El lugar de encuentro familiar este fin de semana fue Guavate, donde se hace y se come el mejor lechón asado del mundo. No exagero cuando digo que es el mejor del mundo, nuestro lechón a la varita se ha ganado el respeto de los paladares más exigentes del planeta y así lo distinguen en revistas y medios especializados. 

Eso sí, hay que comerse el lechón allí mismo, no sabe igual cuando lo pides para llevar. No solo el cuerito no cruje igual después del peaje de Caguas, sino también se pierde la sazón que le pone el ambiente folclórico del  lugar. Esto me lo ratificó el comensal de la mesa de al lado, residente en los Estados Unidos, quien llegó hasta Guavate cautivado por el sabor de nuestro lechón, que probó por primera vez las Navidades pasadas.

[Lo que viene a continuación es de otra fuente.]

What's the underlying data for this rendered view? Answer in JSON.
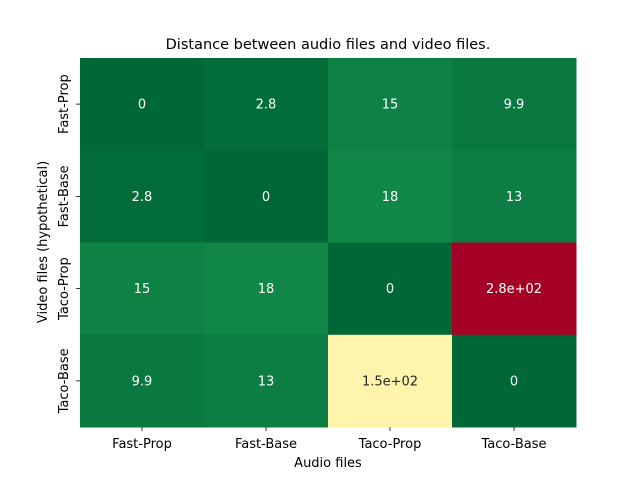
{
  "chart_data": {
    "type": "heatmap",
    "title": "Distance between audio files and video files.",
    "xlabel": "Audio files",
    "ylabel": "Video files (hypothetical)",
    "x_categories": [
      "Fast-Prop",
      "Fast-Base",
      "Taco-Prop",
      "Taco-Base"
    ],
    "y_categories": [
      "Fast-Prop",
      "Fast-Base",
      "Taco-Prop",
      "Taco-Base"
    ],
    "values": [
      [
        0,
        2.8,
        15,
        9.9
      ],
      [
        2.8,
        0,
        18,
        13
      ],
      [
        15,
        18,
        0,
        280
      ],
      [
        9.9,
        13,
        150,
        0
      ]
    ],
    "labels": [
      [
        "0",
        "2.8",
        "15",
        "9.9"
      ],
      [
        "2.8",
        "0",
        "18",
        "13"
      ],
      [
        "15",
        "18",
        "0",
        "2.8e+02"
      ],
      [
        "9.9",
        "13",
        "1.5e+02",
        "0"
      ]
    ],
    "colormap": "RdYlGn_r",
    "vmin": 0,
    "vmax": 280,
    "colorbar": false
  }
}
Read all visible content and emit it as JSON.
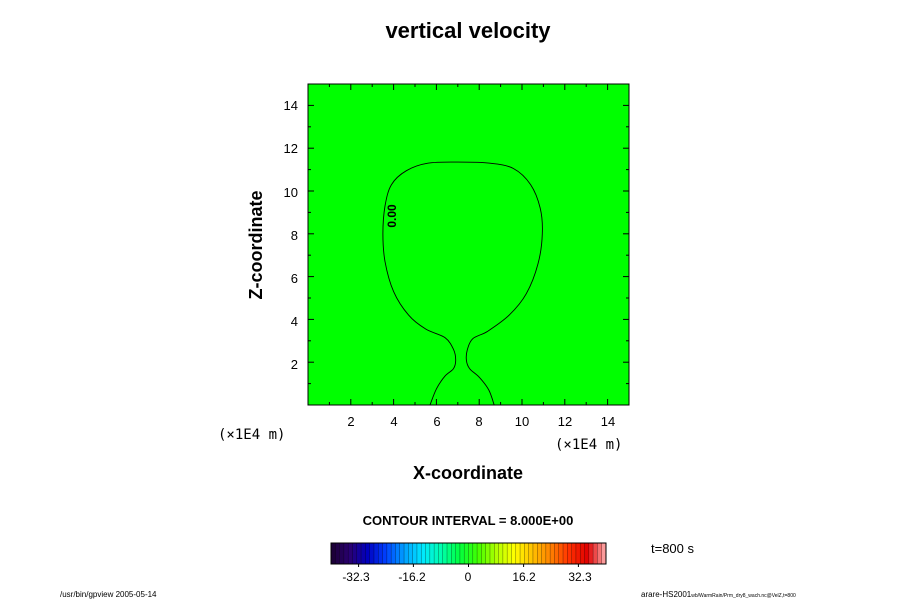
{
  "chart_data": {
    "type": "contour",
    "title": "vertical velocity",
    "xlabel": "X-coordinate",
    "ylabel": "Z-coordinate",
    "x_unit": "(×1E4 m)",
    "y_unit": "(×1E4 m)",
    "xlim": [
      0,
      15
    ],
    "ylim": [
      0,
      15
    ],
    "x_ticks": [
      "2",
      "4",
      "6",
      "8",
      "10",
      "12",
      "14"
    ],
    "y_ticks": [
      "2",
      "4",
      "6",
      "8",
      "10",
      "12",
      "14"
    ],
    "fill_color": "#00ff00",
    "contour_interval_text": "CONTOUR INTERVAL = 8.000E+00",
    "contours": [
      {
        "label": "0.00",
        "points": [
          [
            5.7,
            0
          ],
          [
            6.0,
            0.75
          ],
          [
            6.4,
            1.35
          ],
          [
            6.8,
            1.7
          ],
          [
            6.9,
            2.1
          ],
          [
            6.8,
            2.6
          ],
          [
            6.4,
            3.15
          ],
          [
            5.5,
            3.55
          ],
          [
            4.7,
            4.2
          ],
          [
            4.0,
            5.3
          ],
          [
            3.6,
            6.7
          ],
          [
            3.5,
            8.0
          ],
          [
            3.6,
            9.3
          ],
          [
            3.9,
            10.3
          ],
          [
            4.6,
            10.95
          ],
          [
            5.6,
            11.3
          ],
          [
            7.0,
            11.35
          ],
          [
            8.5,
            11.3
          ],
          [
            9.6,
            11.05
          ],
          [
            10.4,
            10.3
          ],
          [
            10.85,
            9.2
          ],
          [
            10.95,
            8.0
          ],
          [
            10.75,
            6.6
          ],
          [
            10.2,
            5.2
          ],
          [
            9.4,
            4.2
          ],
          [
            8.4,
            3.45
          ],
          [
            7.7,
            3.1
          ],
          [
            7.45,
            2.6
          ],
          [
            7.4,
            2.1
          ],
          [
            7.55,
            1.7
          ],
          [
            8.0,
            1.3
          ],
          [
            8.45,
            0.7
          ],
          [
            8.7,
            0
          ]
        ]
      }
    ],
    "colorbar": {
      "ticks": [
        "-32.3",
        "-16.2",
        "0",
        "16.2",
        "32.3"
      ],
      "tick_values": [
        -32.3,
        -16.2,
        0,
        16.2,
        32.3
      ],
      "range": [
        -40.4,
        40.4
      ],
      "stops": [
        "#1a0030",
        "#2a0070",
        "#0000c0",
        "#0040ff",
        "#00a0ff",
        "#00e8ff",
        "#00ffb0",
        "#00ff40",
        "#40ff00",
        "#b0ff00",
        "#ffff00",
        "#ffc000",
        "#ff8000",
        "#ff3000",
        "#e00000",
        "#ffb0b0"
      ]
    },
    "time_label": "t=800 s"
  },
  "footer": {
    "left": "/usr/bin/gpview 2005-05-14",
    "right_main": "arare-HS2001",
    "right_small": "wb/WarmRain/Prm_dry8_wach.nc@VelZ,t=800"
  }
}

“En una fiesta en San Juan lo llevaron ya picado en unas bandejas. Cuando pregunté me dijeron que era lechón de Guavate. Quise conocer más de Guavate y aquí estoy, ahora no me quiero ir”, me contó el simpático vecino de mesa, quien se chupaba los dedos, bailaba como podía y no dejaba pasar una sola ronda del ron caña que nos ofrecían. Como él, muchos otros con cara de  turistas disfrutaban de lo lindo en aquel pedazo de nuestra tierra. 

Guavate es una experiencia que hay que vivirla completa, de a rabo a cabo. Comenzando por el tapón en la entrada, no importa a la hora que llegues. Nosotros llegamos a las 12:00 del mediodía.  Sin embargo, esa congestión vehicular te da un tiempo para bajar el vidrio y sentir la brisa fresca de monte adentro. En la fila del tapón te encuentras con los jeeps sin capota y las caravanas de motoras sonando sus bocinas y acelerando. Cuando el sonido de la salsa, bachata y el merengue comienza a subir de tono, al igual que el olor a leña y carbón, sabes que te estás acercando.

El estacionamiento siempre es un reto, pero uno se resuelve. Una  doñita me gritó “tres pesos” señalando a un espacio improvisado donde nos metimos de cabeza sin pensarlo dos veces. 

De ahí en caminata hasta el negocio seleccionado, viendo en el recorrido artesanías de todo tipo, entre las que predominan los colores de la  bandera de Puerto Rico y las figuras de los tres Reyes Magos. Parte del folclor son una pica de fiestas patronales a un lado y entretenimiento para niños en el otro. Mi pequeña hija  señalaba asombrada hacia unos muchachos que llevaban culebras amarradas a su cuello. El varón,  más grandecito, se entretenía tarareando los coros de parranda navideña que por allí se escuchaban. 

Un simpático bailarín nos dejó a todos boquiabiertos al tener un maniquí como pareja, la que no soltaba ni en los intermedios musicales. Llegaron pleneros, pasaron pitorro por las mesas, bailamos en grupo, en fin, disfrutamos en familia como sabemos hacerlo los puertorriqueños. 

No solo el lechón sabe mejor cuando se sazona con las tradiciones y costumbres de nuestra gente; la vida misma se disfruta más y hasta al rostro más   amargado se le dibuja una sonrisa. 

Que no terminen las Navidades sin darte la vuelta por Guavate con el familión... vale la pena.